For reference, a cup of cooked spinach has about 150 milligrams of magnesium, an ounce of almonds has around 80 milligrams, and half a cup of black beans has about 60 milligrams.

Certain forms of magnesium supplements are more bioavailable than others, such as magnesium threonate, glycinate, and citrate.

Using Precision Nutrition to Address Deficiency

While eating magnesium-rich foods and taking supplements can help many people, some need a more tailored approach to address magnesium deficiency–especially when mood issues like depression are involved. That’s where precision-based nutrition comes in. These newer tools help practitioners go beyond general advice and offer more individualized care.

The following precision-based diagnosis tools don’t treat magnesium deficiency directly, but they help identify underlying imbalances or absorption issues. Once the test results are in, practitioners can use that data to design a precision-based intervention–such as adjusting supplement form or dose, addressing co-nutrient deficiencies, or targeting gut health, based on the patient’s unique needs.

Magnesium Depletion Score

Instead of relying on standard blood tests, which don’t reflect how much magnesium is stored in the body, clinicians are using tools like the magnesium depletion score.

The score accounts for factors like alcohol use, medications such as proton pump inhibitors or diuretics, diabetes, and kidney function to identify people more likely to be low in magnesium, even if their other blood tests are within normal limits.

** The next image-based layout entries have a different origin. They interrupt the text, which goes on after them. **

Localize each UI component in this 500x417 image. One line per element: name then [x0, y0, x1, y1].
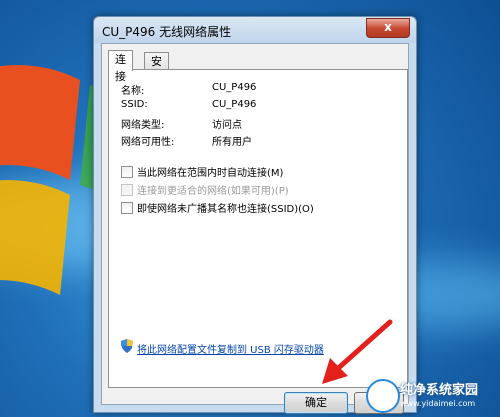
property-value: 所有用户 [212, 137, 252, 148]
property-value: CU_P496 [212, 82, 257, 93]
checkbox-label: 当此网络在范围内时自动连接(M) [137, 168, 284, 179]
connect-hidden-ssid-option[interactable]: 即使网络未广播其名称也连接(SSID)(O) [121, 200, 314, 215]
watermark-url: www.yidaimei.com [400, 399, 476, 408]
close-icon: x [384, 20, 392, 34]
uac-shield-icon [121, 339, 133, 353]
copy-to-usb-link[interactable]: 将此网络配置文件复制到 USB 闪存驱动器 [137, 341, 324, 356]
property-label: SSID: [121, 99, 148, 110]
tab-connection[interactable]: 连接 [108, 50, 133, 83]
watermark-logo-icon [366, 379, 400, 413]
watermark-title: 纯净系统家园 [400, 383, 479, 398]
site-watermark: 纯净系统家园 www.yidaimei.com [366, 375, 496, 415]
window-title: CU_P496 无线网络属性 [102, 25, 232, 39]
close-button[interactable]: x [366, 18, 410, 38]
property-value: CU_P496 [212, 99, 257, 110]
auto-connect-checkbox[interactable] [121, 166, 133, 178]
prefer-better-network-checkbox [121, 184, 133, 196]
checkbox-label: 连接到更适合的网络(如果可用)(P) [137, 186, 289, 197]
checkbox-label: 即使网络未广播其名称也连接(SSID)(O) [137, 204, 314, 215]
auto-connect-option[interactable]: 当此网络在范围内时自动连接(M) [121, 164, 283, 179]
prefer-better-network-option: 连接到更适合的网络(如果可用)(P) [121, 182, 289, 197]
property-value: 访问点 [212, 120, 242, 131]
title-bar[interactable]: CU_P496 无线网络属性 x [94, 17, 416, 43]
property-label: 网络可用性: [121, 137, 175, 148]
connect-hidden-ssid-checkbox[interactable] [121, 202, 133, 214]
tab-security[interactable]: 安全 [144, 52, 169, 85]
property-label: 网络类型: [121, 120, 165, 131]
ok-button[interactable]: 确定 [284, 392, 348, 414]
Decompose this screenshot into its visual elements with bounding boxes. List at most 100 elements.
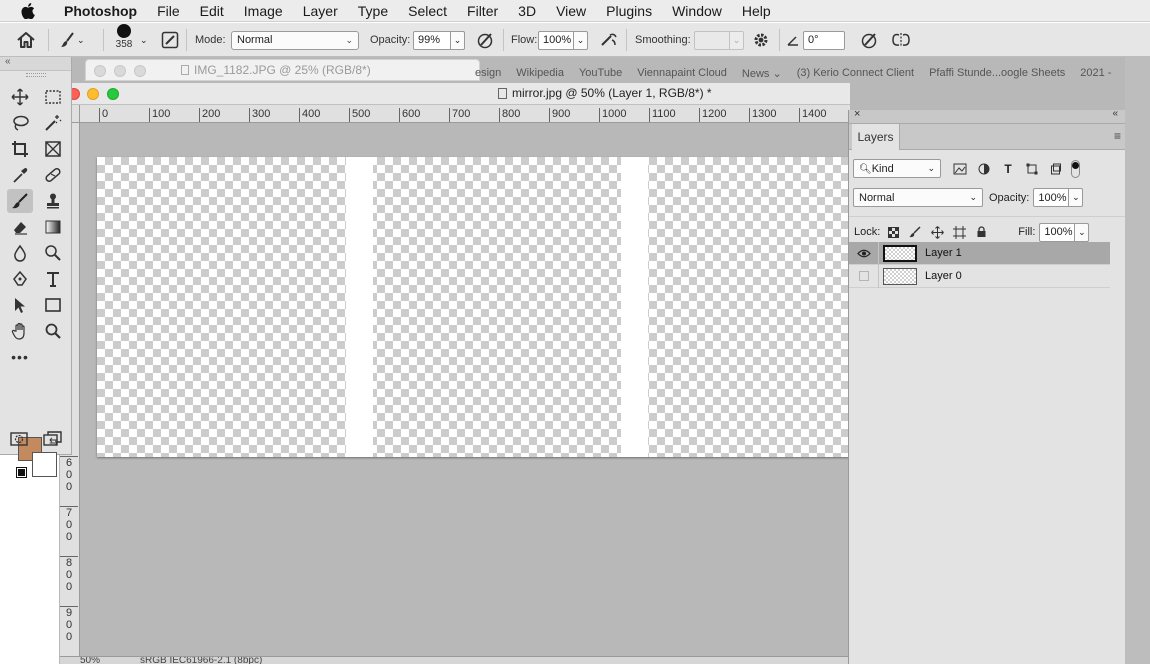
more-tools-button[interactable]: ••• bbox=[7, 345, 33, 369]
eyedropper-tool[interactable] bbox=[7, 163, 33, 187]
frame-tool[interactable] bbox=[40, 137, 66, 161]
bookmark-item[interactable]: News ⌄ bbox=[742, 67, 782, 80]
magic-wand-tool[interactable] bbox=[40, 111, 66, 135]
smoothing-dropdown[interactable]: ⌄ bbox=[730, 30, 744, 50]
menu-edit[interactable]: Edit bbox=[190, 0, 234, 22]
filter-adjustment-icon[interactable] bbox=[977, 162, 991, 176]
airbrush-icon[interactable] bbox=[599, 23, 619, 57]
pressure-opacity-icon[interactable] bbox=[476, 23, 494, 57]
type-tool[interactable] bbox=[40, 267, 66, 291]
bookmark-item[interactable]: Viennapaint Cloud bbox=[637, 67, 727, 79]
pen-tool[interactable] bbox=[7, 267, 33, 291]
window-zoom-button[interactable] bbox=[134, 65, 146, 77]
menu-plugins[interactable]: Plugins bbox=[596, 0, 662, 22]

Personalized Magnesium Supplement Plans

Newer tests, such as the magnesium red blood cell or intracellular magnesium test, can now measure magnesium inside red blood cells, which gives a better picture of long-term status. Based on this data, functional practitioners can tailor both the form and dosage of magnesium to the person’s needs.

Genotype-Guided Nutrition

Some emerging gene tests look at how your body absorbs and uses magnesium. Variations in genes may influence how well a person absorbs or retains magnesium, which could eventually guide more personalized dietary and supplementation strategies.

Microbiome-Informed Recommendations

Since magnesium is absorbed in the gut, stool tests are being used to spot imbalances in the microbiome that might block absorption.

Improving gut health with prebiotics, probiotics, or fermented foods may enhance magnesium absorption and support mood.

Smart Diet Tracking Tools

New applications can flag low magnesium intake by analyzing what you eat.

Some even link nutrient intake with mood changes over time, helping users see how magnesium may be affecting how they feel.